Peter Krautzberger · on the web

Is MathML accessible?

Last week I attended an excellent conference on accessibility in higher education. It was great to get a some insight into where things stand with the German higher-ed community. It also reminded me of something that keeps bugging me this year.

MathML is often presented as the single solution to all math accessibility problems. For example, the ARIA spec says "Browsers that support native implementations of MathML are able to provide a more robust, accessible math experience than can be accomplished with plain text approximations of math", the IDPF accessibility guidelines says "[...] a benefit of native MathML support [...] is the ability to provide voicing based on the markup [...]" (ok, they do suggest fallback speech text later only to go on and tell you that annotation-xml will work without, you know, some level of MathML support), even PDF/UA suggests MathML.

While this might seem plausible for authors, I can't shake the feeling that saying "just use MathML" is a bit of a cheat, especially on the web.

On the one hand, there's the reality of the technology landscape. I'm not going to criticize browsers yet again but accessibility happens to include visual rendering (duh!); without it accessibility of mathematics on the web is fundamentally broken. Even more so since ARIA fall short in terms of enabling HTML or SVG rendering of mathematics to be accessible.

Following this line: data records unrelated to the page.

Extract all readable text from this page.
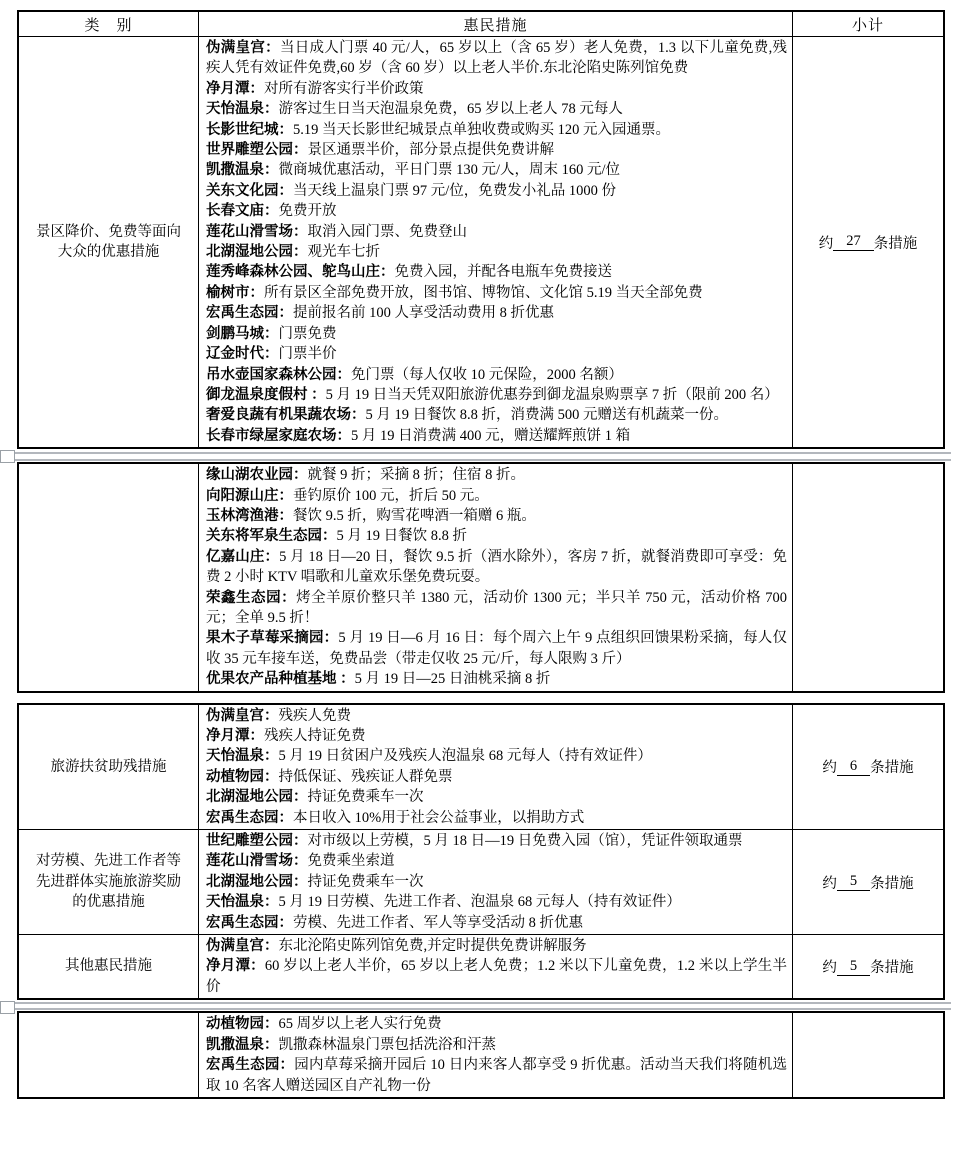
类　别	惠民措施	小计
景区降价、免费等面向大众的优惠措施
伪满皇宫：当日成人门票 40 元/人，65 岁以上（含 65 岁）老人免费，1.3 以下儿童免费,残疾人凭有效证件免费,60 岁（含 60 岁）以上老人半价.东北沦陷史陈列馆免费
净月潭：对所有游客实行半价政策
天怡温泉：游客过生日当天泡温泉免费，65 岁以上老人 78 元每人
长影世纪城：5.19 当天长影世纪城景点单独收费或购买 120 元入园通票。
世界雕塑公园：景区通票半价，部分景点提供免费讲解
凯撒温泉：微商城优惠活动，平日门票 130 元/人，周末 160 元/位
关东文化园：当天线上温泉门票 97 元/位，免费发小礼品 1000 份
长春文庙：免费开放
莲花山滑雪场：取消入园门票、免费登山
北湖湿地公园：观光车七折
莲秀峰森林公园、鸵鸟山庄：免费入园，并配各电瓶车免费接送
榆树市：所有景区全部免费开放，图书馆、博物馆、文化馆 5.19 当天全部免费
宏禹生态园：提前报名前 100 人享受活动费用 8 折优惠
剑鹏马城：门票免费
辽金时代：门票半价
吊水壶国家森林公园：免门票（每人仅收 10 元保险，2000 名额）
御龙温泉度假村 ：5 月 19 日当天凭双阳旅游优惠券到御龙温泉购票享 7 折（限前 200 名）
奢爱良蔬有机果蔬农场：5 月 19 日餐饮 8.8 折，消费满 500 元赠送有机蔬菜一份。
长春市绿屋家庭农场：5 月 19 日消费满 400 元，赠送耀辉煎饼 1 箱
约 27 条措施
缘山湖农业园：就餐 9 折；采摘 8 折；住宿 8 折。
向阳源山庄：垂钓原价 100 元，折后 50 元。
玉林湾渔港：餐饮 9.5 折，购雪花啤酒一箱赠 6 瓶。
关东将军泉生态园：5 月 19 日餐饮 8.8 折
亿嘉山庄：5 月 18 日—20 日，餐饮 9.5 折（酒水除外），客房 7 折，就餐消费即可享受：免费 2 小时 KTV 唱歌和儿童欢乐堡免费玩耍。
荣鑫生态园：烤全羊原价整只羊 1380 元，活动价 1300 元；半只羊 750 元，活动价格 700 元；全单 9.5 折！
果木子草莓采摘园：5 月 19 日—6 月 16 日：每个周六上午 9 点组织回馈果粉采摘，每人仅收 35 元车接车送，免费品尝（带走仅收 25 元/斤，每人限购 3 斤）
优果农产品种植基地 ：5 月 19 日—25 日油桃采摘 8 折
旅游扶贫助残措施
伪满皇宫：残疾人免费
净月潭：残疾人持证免费
天怡温泉：5 月 19 日贫困户及残疾人泡温泉 68 元每人（持有效证件）
动植物园：持低保证、残疾证人群免票
北湖湿地公园：持证免费乘车一次
宏禹生态园：本日收入 10%用于社会公益事业，以捐助方式
约 6 条措施
对劳模、先进工作者等先进群体实施旅游奖励的优惠措施
世纪雕塑公园：对市级以上劳模，5 月 18 日—19 日免费入园（馆），凭证件领取通票
莲花山滑雪场：免费乘坐索道
北湖湿地公园：持证免费乘车一次
天怡温泉：5 月 19 日劳模、先进工作者、泡温泉 68 元每人（持有效证件）
宏禹生态园：劳模、先进工作者、军人等享受活动 8 折优惠
约 5 条措施
其他惠民措施
伪满皇宫：东北沦陷史陈列馆免费,并定时提供免费讲解服务
净月潭：60 岁以上老人半价，65 岁以上老人免费；1.2 米以下儿童免费，1.2 米以上学生半价
约 5 条措施
动植物园：65 周岁以上老人实行免费
凯撒温泉：凯撒森林温泉门票包括洗浴和汗蒸
宏禹生态园：园内草莓采摘开园后 10 日内来客人都享受 9 折优惠。活动当天我们将随机选取 10 名客人赠送园区自产礼物一份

On the other, while a growing number of screenreaders happily tout MathML support, there are (please correct me) really just three solutions out there: The new kids are VoiceOver and ChromeVox whose quality might be summarized with "meh" (not terrible but really not yet great in terms of math support or, for that matter, active development of math support). The grand old lady of math accessibility is of course MathPlayer which, I'm guessing, is the origin of the "just use MathML" ("just use MathPlayer"?) attitude for accessibility both because of its quality and because it is what many screenreaders leverage (JAWS, NVDA, Texthelp etc). However, with MathPlayer being pushed out of IE and into the status of a third party library (and integration into screenreaders sometimes lacking) that line of argument is a thing of the past. Practically speaking, there is no real, productive competition today and thus no resources for improvements.

Anyway, the question I've been pondering is: why do most screenreaders rely on external tools rather than implement MathML support themselves?

I suspect the answer is the same as with browsers: because it is too hard to render MathML accessibly. That is, while building on MathML is much better than alternatives (I'm looking at you, TeX), it's still an awful lot of trouble to write a decent (let alone good) MathML accessibility solution. Too much work, too much of a niche, too many other things to do, yadayadayada.

Of course with MathML I mean Presentation MathML since Content MathML is too rare in the wild. Presentation MathML is a very good XML format to canonically represent most traditional (read: print) formula layout and is universally appreciated as an archival format. But Presentation MathML is not "trivially" accessible. Unlike, say, ARIA roles, there is no straight-forward process that will tell you how to, e.g., voice, sensibly explore or highlight a well-written MathML expression (let alone a shoddily-written one). Instead, existing tools end up guessing both the mathematical structure of an expression as well as its semantics.

On the one hand, there's the fundamental problem of context (e.g., to tell whether (a,b) describes an open interval, a point in the plane, or an inner product) and of compression (Kill Math anyone?). But what's even more confusing about "just use MathML" is that, in fact, Presentation MathML can be pretty semantic -- with elements like mfrac, mroot, or mlongdiv, and things like menclose notation, fences, or the operator dictionary, all of which carry semantics despite Presentation MathML being "just" about layout.

So you might think that's not so bad after all. However, that's only half true. Besides the obvious problem of virtually everything missing in terms of notation, Presentation MathML is somewhat lacking in genuinely neutral layout features. So as an author, you'll have to use those semantic-but-really-layout elements. This way you end up finding suggestions in the spec itself to use mfrac with linethickness="0" to represent a binomial coefficient.

Which is visually rather similar to doing a construction using an mtable (which might in turn be used to convey a vector/matrix).

And then you could also hack something together using mstack which might sound like a fundamental math layout element (a vertical stack) but unfortunately is designed only for written addition, multiplication, and division.

As an accessibility tool you need to build in something that allows you to guess the semantic structure. And just to stress this again: not for the horribly broken markup you'll inevitably run into but for high quality, spec-suggested markup.

Don't get me wrong. It's great that such heuristics are actually not impossible for Presentation MathML (as opposed to handling a programming language like TeX) so you can at least cover the educational use cases pretty well. But we're a long way making math accessibility being an average task for screenreaders (which is what it should be, just like visual rendering should be a simple task for a browser). MathML is a step forward for math accessibility but it is, ultimately, a tiny step given the practical problems, especially on the web. Endlessly repeating "just use MathML" is not helping.

I feel like I should add a Disclaimer to this one. We're currently building an accessibility solution for MathJax based on improvements to ChromeVox's math engine so obviously I'm terribly biased and a horrible person. But you already knew that.